Reggio, alle Muse Nino Spirlì mattatore dell’uno contro tutti

SpirlìDomenica scorsa al Laboratorio delle Arti e delle Lettere “Le Muse”, nell’ambito dell’appuntamento settimanale, ha fatto molto discutere la manifestazione denominata “Uno contro tutti”. Un evento che precedentemente aveva messo sotto osservazione fenomeni di costume come la nota trasmissione di Canale 5 -Uomini e donne-, con il personaggio di Mimma Laruffa, bersagliata dal pubblico presente in sala per scoprire il reale gioco tra la tv verità e quella del dolore. All’insegna della continuità, così ha esordito Giuseppe Livoti – presidente Muse, vogliamo raccontare, la biografia di un calabrese che ha fatto tanta strada in Europa sia come attore, scrittore che come autore, ma sempre pensando ad un ritorno, -un nostos- nella sua terra di Calabria: Nino Spirlì. Un accusatore il dottore Giuseppe Cartella – neurospichiatra- ed un difensore la giornalista Gabriella Lax, per la presentazione del noto personaggio che si è subito definito spregiudicato, veritiero, sagace, tuttosessuale. Per Spirlì è difficile raccontare la diversità della vita di un gay negli anni sessanta, soprattutto per chi come me è nato nella Piana: la famiglia era il primo ostacolo, ostacolo che io non ho mai avuto,… sono vedovo di mio padre che non c’è più ed oggi mi sento il padre di mia madre per il grande amore che provo per lei. Nel sesso non esistono le categorie, sono contro le unioni civili, la legge sull’omofobia ed il femminicidio, occorre non rinunciare a denunciare solo così si può uscire da tali situazioni. Ho solo voglia e la necessità di amare, lo stesso amore che ho nel mio lavoro. A Forum si inventavano storie verosimili, nella mia terra con -Sud Tv- ho creato una realtà libera e non contaminata politicamente, dove ognuno può dire la sua e dove non esistono padroni-editori che condizionano tutto. Sono proprio una vecchia –checca-, gli anni passano le passioni restano. La verità di Spirlì per la giornalista Gabriella Lax è rivoluzionaria, è bello sentire i suoi sentimenti espressi davanti ad un pubblico e la stessa definizione che lui stesso utilizza per descriversi –tuttosessuale- è un termine che identifica l’amore vero, senza distinzione di sesso ha ribadito la giornalista.

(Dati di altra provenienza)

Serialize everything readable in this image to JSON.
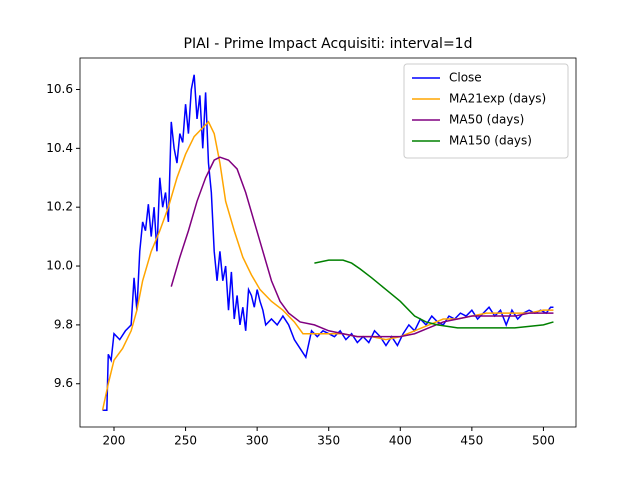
{
  "chart_data": {
    "type": "line",
    "title": "PIAI - Prime Impact Acquisiti: interval=1d",
    "xlim": [
      176.25,
      522.75
    ],
    "ylim": [
      9.453,
      10.707
    ],
    "xticks": [
      200,
      250,
      300,
      350,
      400,
      450,
      500
    ],
    "yticks": [
      9.6,
      9.8,
      {
        "value": 10,
        "label": "10.0"
      },
      10.2,
      10.4,
      10.6
    ],
    "legend": "upper right",
    "series": [
      {
        "name": "Close",
        "color": "#0000ff",
        "x": [
          192,
          195,
          196,
          198,
          200,
          204,
          208,
          212,
          214,
          216,
          218,
          220,
          222,
          224,
          226,
          228,
          230,
          232,
          234,
          236,
          238,
          240,
          242,
          244,
          246,
          248,
          250,
          252,
          254,
          256,
          258,
          260,
          262,
          264,
          266,
          268,
          270,
          272,
          274,
          276,
          278,
          280,
          282,
          284,
          286,
          288,
          290,
          292,
          294,
          296,
          298,
          300,
          302,
          304,
          306,
          310,
          314,
          318,
          322,
          326,
          330,
          334,
          338,
          342,
          346,
          350,
          354,
          358,
          362,
          366,
          370,
          374,
          378,
          382,
          386,
          390,
          394,
          398,
          402,
          406,
          410,
          414,
          418,
          422,
          426,
          430,
          434,
          438,
          442,
          446,
          450,
          454,
          458,
          462,
          466,
          470,
          474,
          478,
          482,
          486,
          490,
          494,
          498,
          502,
          505,
          507
        ],
        "values": [
          9.51,
          9.51,
          9.7,
          9.68,
          9.77,
          9.75,
          9.78,
          9.8,
          9.96,
          9.85,
          10.05,
          10.15,
          10.12,
          10.21,
          10.1,
          10.2,
          10.05,
          10.3,
          10.2,
          10.25,
          10.15,
          10.49,
          10.4,
          10.35,
          10.45,
          10.42,
          10.55,
          10.45,
          10.6,
          10.65,
          10.5,
          10.58,
          10.4,
          10.59,
          10.35,
          10.25,
          10.05,
          9.95,
          10.05,
          9.95,
          10.0,
          9.85,
          9.98,
          9.82,
          9.9,
          9.8,
          9.86,
          9.78,
          9.92,
          9.9,
          9.86,
          9.92,
          9.88,
          9.85,
          9.8,
          9.82,
          9.8,
          9.83,
          9.8,
          9.75,
          9.72,
          9.69,
          9.78,
          9.76,
          9.78,
          9.77,
          9.76,
          9.78,
          9.75,
          9.77,
          9.74,
          9.76,
          9.74,
          9.78,
          9.76,
          9.73,
          9.76,
          9.73,
          9.77,
          9.8,
          9.78,
          9.82,
          9.8,
          9.83,
          9.81,
          9.8,
          9.83,
          9.82,
          9.84,
          9.83,
          9.85,
          9.82,
          9.84,
          9.86,
          9.83,
          9.85,
          9.8,
          9.85,
          9.82,
          9.84,
          9.85,
          9.84,
          9.85,
          9.84,
          9.86,
          9.86
        ]
      },
      {
        "name": "MA21exp (days)",
        "color": "#ffa500",
        "x": [
          192,
          196,
          200,
          206,
          212,
          216,
          220,
          226,
          232,
          238,
          244,
          250,
          256,
          262,
          266,
          270,
          274,
          278,
          284,
          290,
          296,
          302,
          310,
          318,
          326,
          332,
          340,
          350,
          360,
          370,
          380,
          390,
          400,
          410,
          420,
          430,
          440,
          450,
          460,
          470,
          480,
          490,
          500,
          507
        ],
        "values": [
          9.51,
          9.6,
          9.68,
          9.72,
          9.78,
          9.85,
          9.95,
          10.05,
          10.12,
          10.2,
          10.3,
          10.38,
          10.44,
          10.47,
          10.49,
          10.45,
          10.35,
          10.22,
          10.12,
          10.03,
          9.97,
          9.92,
          9.88,
          9.85,
          9.81,
          9.77,
          9.77,
          9.77,
          9.77,
          9.76,
          9.76,
          9.75,
          9.76,
          9.78,
          9.8,
          9.82,
          9.82,
          9.83,
          9.84,
          9.84,
          9.84,
          9.84,
          9.85,
          9.85
        ]
      },
      {
        "name": "MA50 (days)",
        "color": "#800080",
        "x": [
          240,
          246,
          252,
          258,
          264,
          270,
          274,
          280,
          286,
          292,
          298,
          304,
          310,
          316,
          322,
          330,
          340,
          350,
          360,
          370,
          380,
          390,
          400,
          410,
          420,
          430,
          440,
          450,
          460,
          470,
          480,
          490,
          500,
          507
        ],
        "values": [
          9.93,
          10.03,
          10.12,
          10.22,
          10.3,
          10.36,
          10.37,
          10.36,
          10.33,
          10.25,
          10.15,
          10.05,
          9.95,
          9.88,
          9.84,
          9.81,
          9.8,
          9.78,
          9.77,
          9.76,
          9.76,
          9.76,
          9.76,
          9.77,
          9.79,
          9.81,
          9.82,
          9.83,
          9.83,
          9.83,
          9.83,
          9.84,
          9.84,
          9.84
        ]
      },
      {
        "name": "MA150 (days)",
        "color": "#008000",
        "x": [
          340,
          350,
          360,
          366,
          372,
          380,
          390,
          400,
          410,
          418,
          426,
          440,
          460,
          480,
          500,
          507
        ],
        "values": [
          10.01,
          10.02,
          10.02,
          10.01,
          9.99,
          9.96,
          9.92,
          9.88,
          9.83,
          9.81,
          9.8,
          9.79,
          9.79,
          9.79,
          9.8,
          9.81
        ]
      }
    ]
  }
}
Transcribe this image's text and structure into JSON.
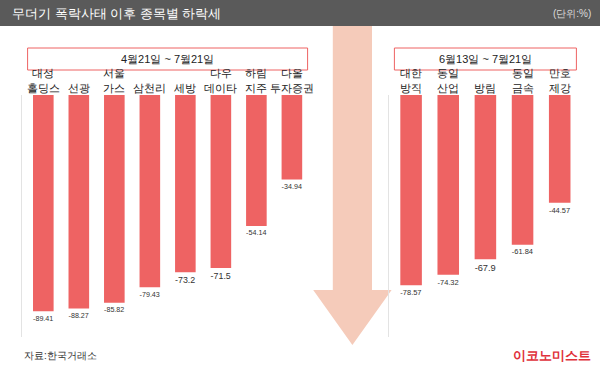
{
  "title": "무더기 폭락사태 이후 종목별 하락세",
  "unit": "(단위:%)",
  "source": "자료:한국거래소",
  "brand": "이코노미스트",
  "chart_data": [
    {
      "type": "bar",
      "subtitle": "4월21일 ~ 7월21일",
      "categories": [
        "대성\n홀딩스",
        "선광",
        "서울\n가스",
        "삼천리",
        "세방",
        "다우\n데이타",
        "하림\n지주",
        "다올\n투자증권"
      ],
      "values": [
        -89.41,
        -88.27,
        -85.82,
        -79.43,
        -73.2,
        -71.5,
        -54.14,
        -34.94
      ],
      "color": "#ee6363",
      "data_labels": true,
      "tick_labels": "x",
      "ylim": [
        -100,
        0
      ],
      "yticks": []
    },
    {
      "type": "bar",
      "subtitle": "6월13일 ~ 7월21일",
      "categories": [
        "대한\n방직",
        "동일\n산업",
        "방림",
        "동일\n금속",
        "만호\n제강"
      ],
      "values": [
        -78.57,
        -74.32,
        -67.9,
        -61.84,
        -44.57
      ],
      "color": "#ee6363",
      "data_labels": true,
      "tick_labels": "x",
      "ylim": [
        -100,
        0
      ],
      "yticks": []
    }
  ]
}
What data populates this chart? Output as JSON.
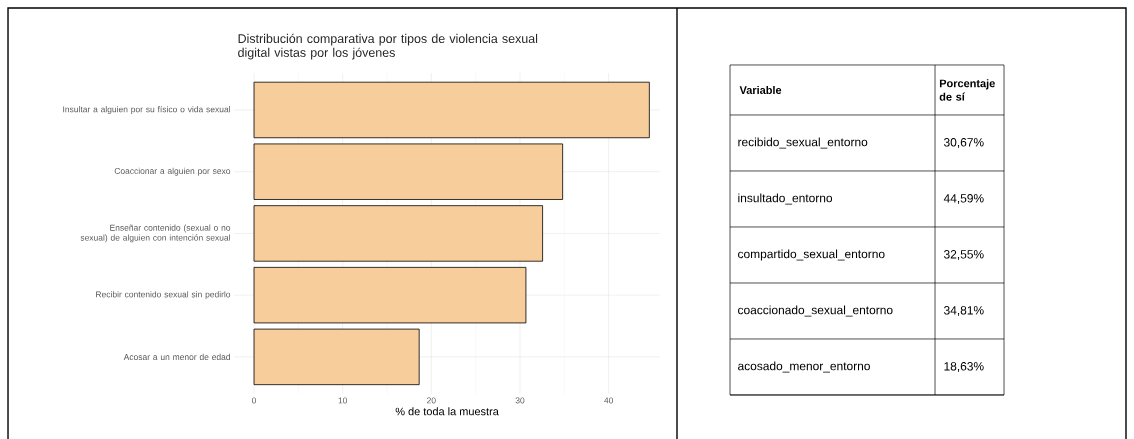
{
  "chart_data": [
    {
      "type": "bar",
      "orientation": "horizontal",
      "title": "Distribución comparativa por tipos de violencia sexual digital vistas por los jóvenes",
      "xlabel": "% de toda la muestra",
      "categories": [
        "Insultar a alguien por su físico o vida sexual",
        "Coaccionar a alguien por sexo",
        "Enseñar contenido (sexual o no sexual) de alguien con intención sexual",
        "Recibir contenido sexual sin pedirlo",
        "Acosar a un menor de edad"
      ],
      "values": [
        44.59,
        34.81,
        32.55,
        30.67,
        18.63
      ],
      "color": "#f8cd9c",
      "xlim": [
        -2.25,
        45.8
      ],
      "xticks": [
        0,
        10,
        20,
        30,
        40
      ],
      "grid": true
    },
    {
      "type": "other",
      "annotations": [
        "Variable",
        "Porcentaje de sí",
        "recibido_sexual_entorno",
        "30,67%",
        "insultado_entorno",
        "44,59%",
        "compartido_sexual_entorno",
        "32,55%",
        "coaccionado_sexual_entorno",
        "34,81%",
        "acosado_menor_entorno",
        "18,63%"
      ]
    }
  ]
}
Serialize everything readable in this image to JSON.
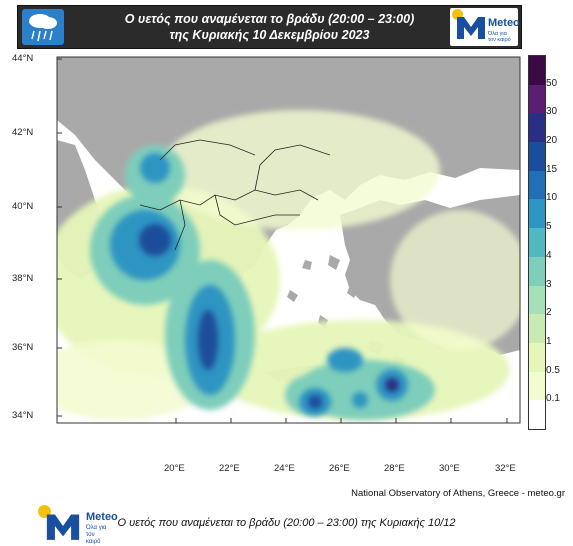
{
  "header": {
    "title_line1": "Ο υετός που αναμένεται το βράδυ (20:00 – 23:00)",
    "title_line2": "της Κυριακής 10 Δεκεμβρίου 2023",
    "weather_icon": "rain-cloud-icon",
    "logo_text": "Meteo",
    "logo_sub_line1": "Όλα για",
    "logo_sub_line2": "τον καιρό"
  },
  "map": {
    "lat_labels": [
      "44°N",
      "42°N",
      "40°N",
      "38°N",
      "36°N",
      "34°N"
    ],
    "lon_labels": [
      "20°E",
      "22°E",
      "24°E",
      "26°E",
      "28°E",
      "30°E",
      "32°E"
    ],
    "colors": {
      "sea": "#ffffff",
      "land": "#a8a8a8",
      "border": "#222222"
    }
  },
  "legend": {
    "levels": [
      "0.1",
      "0.5",
      "1",
      "2",
      "3",
      "4",
      "5",
      "10",
      "15",
      "20",
      "30",
      "50"
    ],
    "colors": [
      "#ffffff",
      "#f3fbd0",
      "#e6f5b8",
      "#c8ebb5",
      "#a6dfb8",
      "#7ecebb",
      "#52b8c0",
      "#2e94c2",
      "#2170b5",
      "#1b4e9a",
      "#2a2f85",
      "#5a1e72",
      "#3a0a45"
    ]
  },
  "bottom_logo": {
    "text": "Meteo",
    "sub_line1": "Όλα για",
    "sub_line2": "τον καιρό"
  },
  "credit": "National Observatory of Athens, Greece - meteo.gr",
  "caption": "Ο υετός που αναμένεται το βράδυ (20:00 – 23:00) της Κυριακής 10/12"
}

E’ ironico ed autoironico commenta Giuseppe Cartella – neuropsichiatra, non si può andare contro ad una persona come Spirlì animato soprattutto per la nuove generazioni dalla voglia di testimonianza, sicuramente dice il noto medico reggino, non è un peccatore ma un buon cristiano in cammino e non si puo’ creare un divario tra un omosessuale ed un eterosessuale. Vari i momenti aperti al dialogo col pubblico, dalla lettura estrapolata dal libro “Diario di una vecchia checca” in cui descrive la morte del padre, alla grande amicizia con Rita Dalla Chiesa ed ancora la trasposizione teatrale di Pirandello Drag testo in cui viene modernizzata la figura della versatilità di un attore. Tra le testimonianze, la presenza in sala, anche di un compagno di scuola, l’avvocato penalista Renato Vigna che ha ricordato gli anni di studio passati insieme a Palmi ed ancora le esperienze radiofoniche in cui Nino, riusciva in poco tempo a dare voce a 15 interpretazioni tra il comico ed il serio. Sicuramente contro i “Gay Pride” espressione di un carnevale economico, politico, sovvenzionato solo per fare spettacolo Spirlì ha denunziato anche il furto del simbolo “Mafia no”, logo per fare antimafia ma utilizzato per prendere ancora una volta fondi. Questa è la Calabria, commenta in conclusione e se oggi sono qui a parlare tranquillamente è anche per realtà positive sane e oneste come “Le Muse”, isola di libero pensiero che anima la città di Reggio Calabria.